Die Bergpredigt
Eine Verständnishilfe zu Matthäus 5 - 7

24. Zweierlei Schätze (Matthäus 6,19-21)

Die Bergpredigt

Die Verse 19 bis 34 bilden einen neuen Abschnitt der Bergpredigt, in dem der Herr Jesus über die Situation seiner Jünger in dieser Welt spricht. Er warnt sie zunächst vor dem Streben nach irdischen Reichtümern (V. 19–24). Seine Jünger dürfen ihre Interessen und Zuneigungen nicht in Richtungen lenken, die ihrem Bekenntnis und ihrem Auftrag zuwiderlaufen. Sie können nicht zweierlei Schätze sammeln, zweierlei Augen, d. h. Sichtweisen haben und zwei Herren dienen.

Andererseits will der Herr seinen Jüngern den Druck der Sorgen um die Notwendigkeiten des täglichen Lebens nehmen (V. 25–34). Er weist sie auf die liebende Fürsorge ihres himmlischen Vaters und ihren Wert in seinen Augen hin. Zugleich appelliert Er aber auch mit eindringlichen Worten an ihre Herzen: „Trachtet aber zuerst nach dem Reich Gottes und nach seiner Gerechtigkeit, und dies alles wird euch hinzugefügt werden.“

Irdische Schätze

„Sammelt euch nicht Schätze auf der Erde, wo Motte und Rost zerstören und wo Diebe einbrechen und stehlen; sammelt euch aber Schätze im Himmel, wo weder Motte noch Rost zerstören und wo Diebe nicht einbrechen und nicht stehlen; denn wo dein Schatz ist, da wird auch dein Herz sein.“ (Mt 6,19–21)

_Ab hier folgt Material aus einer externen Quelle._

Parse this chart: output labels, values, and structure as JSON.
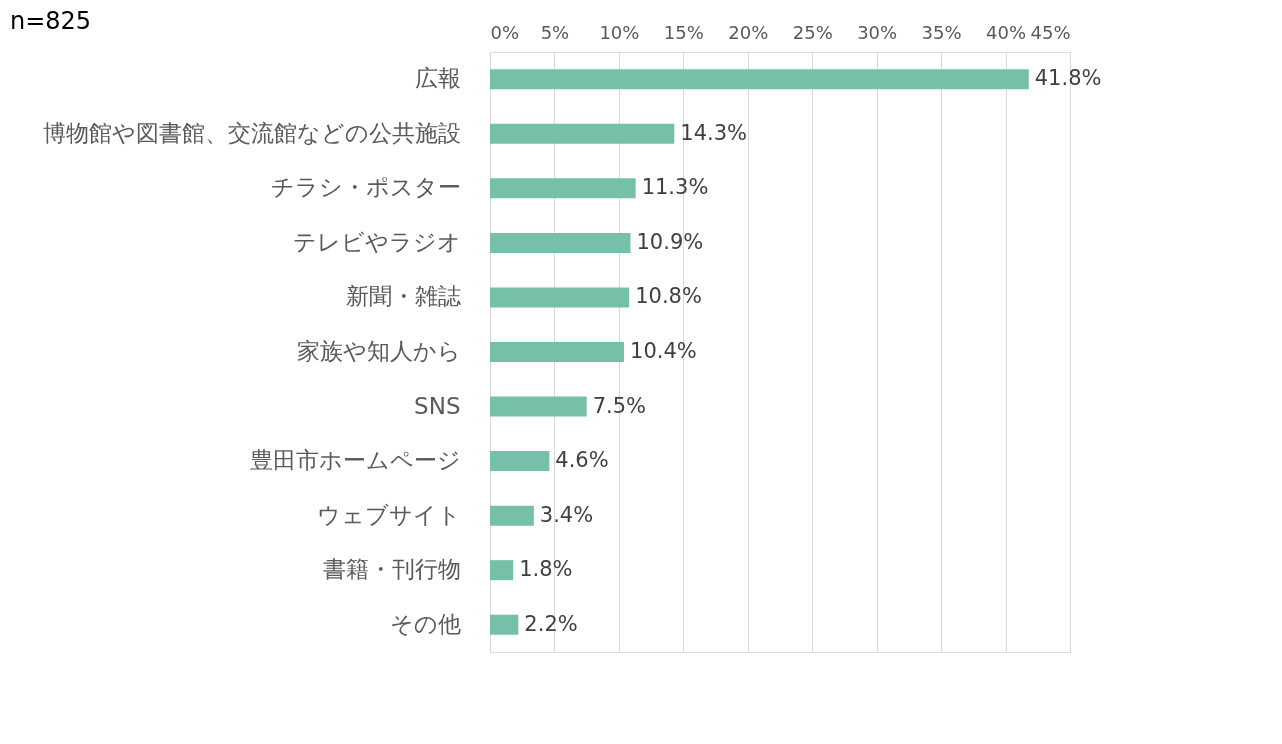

Jeder weiß, was Schätze sind: Anhäufungen kostbarer Dinge oder wertvolle Besitztümer von großem persönlichen Wert. In früheren Zeiten bestanden solche Schätze meistens aus Kleidern, Stoffen und Edelmetallen. Man legte sich so ein „Polster“ an, um ruhig und sicher in eine ungewisse Zukunft blicken zu können, aber auch, um seinen Reichtum zu zeigen (vgl. 2. Kön 20,13; Lk 12,16–21).

Bei den Juden mochte der Gedanke leicht Eingang finden, dass großer Besitz in jedem Fall ein Beweis des Segens Gottes, und dass das Streben danach Gott wohlgefällig sei. Gott hatte Israel in 5. Mose 28,1–14 Wohlstand und Reichtum, ja, praktisch alle irdischen Segnungen verheißen. Aber gerade in diesem Abschnitt wird der Himmel, aus dem der für Wachstum und Leben nötige Regen kommt, bezeichnenderweise der „gute Schatz“ Gottes genannt (V. 12). Und in diesem Zusammenhang spricht Mose deutlich aus, dass der verheißene Reichtum Israel nur dann von Gott geschenkt würde, wenn es seine Gebote halten würde.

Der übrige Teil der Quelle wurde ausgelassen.